There has been a threefold increase in the number of malicious DNS queries, new research has revealed, with 82 million of them identified in August alone.
As of the end of August, more than five million new domains were being queried daily, with 150 million new domains each month. In the period between March and August, nearly 1 billion were created—and the vast majority of these are malicious yet unknown to security vendors, according to Nominum Data Science.
When it comes the internet threat fabric, nearly four million suspicious domains are created daily, with the majority of command and control infrastructure hosted in the US.

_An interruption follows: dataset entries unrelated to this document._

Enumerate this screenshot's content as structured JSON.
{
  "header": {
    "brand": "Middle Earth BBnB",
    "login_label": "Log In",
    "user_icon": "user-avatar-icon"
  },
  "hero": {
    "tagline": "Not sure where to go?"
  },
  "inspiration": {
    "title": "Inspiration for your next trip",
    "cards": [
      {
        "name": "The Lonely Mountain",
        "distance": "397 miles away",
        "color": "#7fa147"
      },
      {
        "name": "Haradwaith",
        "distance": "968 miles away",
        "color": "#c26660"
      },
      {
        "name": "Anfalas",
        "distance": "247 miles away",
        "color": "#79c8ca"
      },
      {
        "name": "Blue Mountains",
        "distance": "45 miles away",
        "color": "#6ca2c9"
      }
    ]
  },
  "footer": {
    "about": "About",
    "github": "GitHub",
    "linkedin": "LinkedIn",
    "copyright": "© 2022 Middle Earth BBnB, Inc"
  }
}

In a report on DNS security, Nominum found that botnet command and control activity jumped in August, driven by Necurs, the most wide-spread botnet family, with more than six million related machines under cybercriminal control. It is run by a Russian organized cybercrime group, Nominum said, and is responsible for millions of dollars in losses tied to the Dridex banking Trojan, and more recently, the Locky ransomware strain.
“Necurs exploded onto the scene in June 2016, a few months after we first started monitoring its C&C servers,” the report noted. “The number of Necurs-related queries reached 558 million in August 2016. As many as 59 million queries have occurred on a daily basis. Necurs also has at least 10,000 live domains on any given day. Some of these are used as C&C servers, while the rest are used as decoys to deceive security experts.”
Meanwhile, the number of infected Internet of Things (IoT) devices has surged, driven by a 131% increase in the Mirai botnet, in less than two weeks from when its source code was released.
“Prior to the Mirai source code release, we identified approximately 213,000 bots using this method,” the report said. “Since the code release, multiple new Mirai botnets have accumulated an additional 280,000 bots, bringing the count of Mirai bots to 493,000 within the sample data Nominum analyzed.”
The now-infamous October 21 distributed denial of service (DDoS) attack on managed DNS provider Dyn should be a wake-up call, the company said. That attack took down websites at Twitter, Paypal, The New York Times, Box, Netflix and more, and originated from a large number of compromised IoT devices that are part of Mirai, including internet-connected cameras, routers and digital video recorders.
“The attacks highlighted the easily overlooked—yet vital—role that DNS plays on the internet,” said Craig Sprosts, vice president, Product Management & Strategy, Nominum, in a blog. “A lone attacker was able to prevent hundreds of millions of internet users from accessing their favorite sites by targeting a single managed DNS provider. Given the growth in IoT devices, the scale and frequency of these types of attacks is likely to increase. Without question, CSPs must be prepared for the unfortunate day when their DNS—or one of their subscribers—is the intended target of an attack, so as to preserve both network and brand integrity.”
The firm’s report ominously warned, “The Mirai botnet is continuously executing DNS attacks, perhaps presaging another big attack.”
Looking closely at DDoS, amplification, Pseudo Random Subdomain (PRSD) IoT-based, mobile malware and other types of attacks, the report points out that security teams can leverage the DNS (which is the target platform in 93% of attacks) to discover anomalous behaviors and patterns to pinpoint new threats and take effective measures.
“When evaluating DNS software, network teams tend to look only at queries per second (QPS) as an indication of reliability, but these metrics can be misleading. Instead, network teams must evaluate how the DNS performs on the worst days when traffic patterns are highly unusual,” said Sprosts. “Common DNS implementations have very simple rules that don’t differentiate between legitimate and attack traffic. In the case of the latest attack, when the authoritative DNS servers were unable to respond to queries, the querying servers continued to flood the authoritative servers, waiting hopelessly for a response. This overwhelms the DNS server and slows DNS responses to all queries—both legitimate and malicious traffic—creating a major traffic jam, which can bring the internet to a halt.”